You've done a nice job of lining up HK island in the background to get a match. Looking at the map, is the building on the hill in the middle the 'Caritas Ming Fai Camp' ?
In the past Don Ady has written how in the 1930s Cheung Chau was a place missionaries would go to rest after working in China. Looking at the map today it seems the church have kept the land since, as the list of building names show several for Caritas and a couple from the Salesians. Then there's a Bible Seminary, and one for the Salvation Army.
To examine this photo, the camera's focal view was directed to Pokfulam of Hong Kong which is a north-east direction. My best guess for the camera's location is being at the site of House #29 ( #30 was a military facility). By reason, the view would have put the House #27 & #28 on to the lower foreground.
So the far right of the photo was showing to the north-east-east, which has the entire Fa Peng and Nam Tam Wan regions with Lamma Island in front of the larger Hong Kong Island in the distant background.
On the photo's left, this nearby house was actually in the north-north-west w.r.t. the photographer, so the nearby house would be the Original House #27. It might be there already in the 1910s.

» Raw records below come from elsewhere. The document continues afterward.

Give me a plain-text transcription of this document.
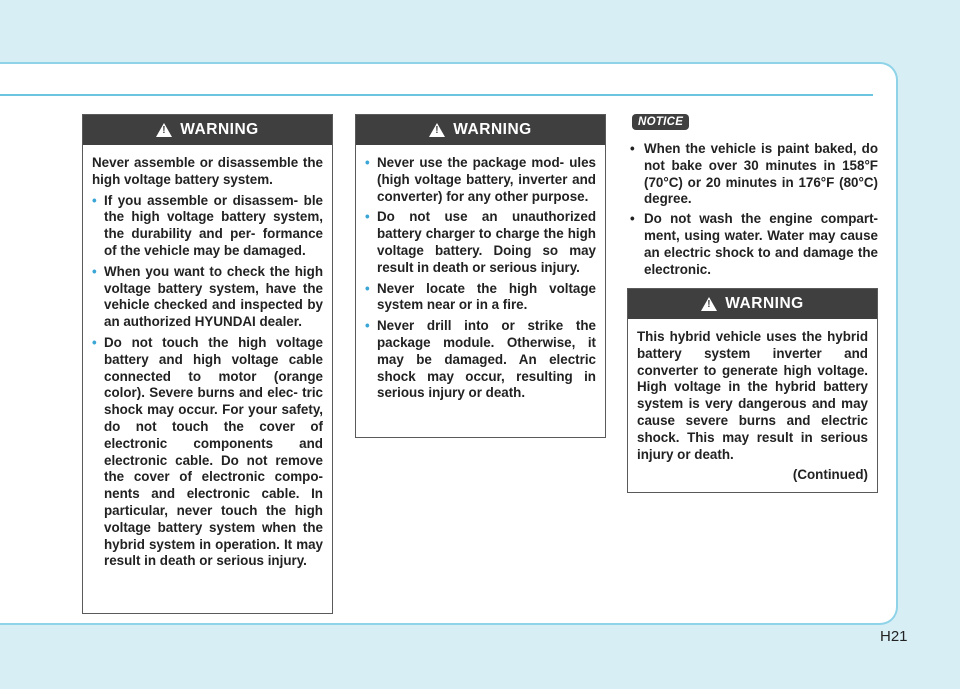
! WARNING

Never assemble or disassemble the high voltage battery system.

• If you assemble or disassem- ble the high voltage battery system, the durability and per- formance of the vehicle may be damaged.
• When you want to check the high voltage battery system, have the vehicle checked and inspected by an authorized HYUNDAI dealer.
• Do not touch the high voltage battery and high voltage cable connected to motor (orange color). Severe burns and elec- tric shock may occur. For your safety, do not touch the cover of electronic components and electronic cable. Do not remove the cover of electronic compo- nents and electronic cable. In particular, never touch the high voltage battery system when the hybrid system in operation. It may result in death or serious injury.
! WARNING
• Never use the package mod- ules (high voltage battery, inverter and converter) for any other purpose.
• Do not use an unauthorized battery charger to charge the high voltage battery. Doing so may result in death or serious injury.
• Never locate the high voltage system near or in a fire.
• Never drill into or strike the package module. Otherwise, it may be damaged. An electric shock may occur, resulting in serious injury or death.
NOTICE
• When the vehicle is paint baked, do not bake over 30 minutes in 158°F (70°C) or 20 minutes in 176°F (80°C) degree.
• Do not wash the engine compart- ment, using water. Water may cause an electric shock to and damage the electronic.
! WARNING

This hybrid vehicle uses the hybrid battery system inverter and converter to generate high voltage. High voltage in the hybrid battery system is very dangerous and may cause severe burns and electric shock. This may result in serious injury or death.

(Continued)
H21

From other sources a Baptist Mission was established by the Tung Wan in 1850, at the time the Ching dynasty still holding the sovereignty on the region except the Hong Kong Island, the Victoria Harbour and the Kowloon Peninsula. It was sometimes later a new lease of the New Territory was added forming the final shape of the British Colony of Hong Kong
One must realize that the Ching Dynasty had a clause to protect the safety of western missionaries and their properties in China in the Treaty of Nanking and again the Treaty of Tienjin (? spelling-not sure) prior the 1900s and there were already houses for the missionaries on the island. These European Houses were not always having residents on a longtime basis. Since many missionaries worked mostly in the mission field like China mainland or Southeast Asia...etc They came to Cheung Chau during vacations or in transit via Hong Kong before set sail for a long journey home. So very often these European Houses were vacant without much protection.
The Westerners Only bylaw on the island was imposed later but it seemed to be just an assurance of safety during the 1910s and 20s, a high time of anti-westerner movement in some big cities in China. However the Bylaw, merely giving a reserved area for european residents, never meant to be a racist measure. There was never barbed wires, gated boundary, or security patrol to stop anyone entering this side on the island. Indeed we saw mostly missionary folks and families as the residents. They lives quite a low profile living and were well respected by the average islanders all times.
The Bylaw came with good intention and was withdrawn in 1946 as an unnecessary measure. Cheung Chau will always welcome you, regardless who you are!
Much has been talked about out of this 1930 Cheung Chau photo, a rare and short-termed European district in the history of Hong Kong.
Today I try to figer out ---where did the photographer stand ?
Let me review the foreground again. On the left there are some open fields with a house-like shelter close-by. This part of the image is very bright for it was being torched by the afternoon sun. In the 1950s and 60s, I knew of this location as a farmer's field of a Hakka family. They were just off the slope from the ridge where Houses #29 and #30 of the ' Admiralty Lot' stood, and that very likely was where the photographer stand. And the entire Lot #27 with the House #27 and House #28 were clearly in the near view.
As for the 2010 photo of similar view, the foreground seemed to be the trees beyond the yard of the Xavier Retreat House or nearby. In the photo the close-by building below was the one at the rear of the--- hidden--- former Mayland Villa ( whose new owner renamed it as Kin Lan Yuen or Kinlan Garden ) right by the cliff. These houses actually quite a distance away below do have very nice oceanica view to the south. Their views also include the famous Laura's Mysterious Rocks Group. So for this 2010 photo, it was likely being shot from the XRH site or close-by.
So that's the difference.
Thanks Tung, I've added numbers 27 & 28 to the Places.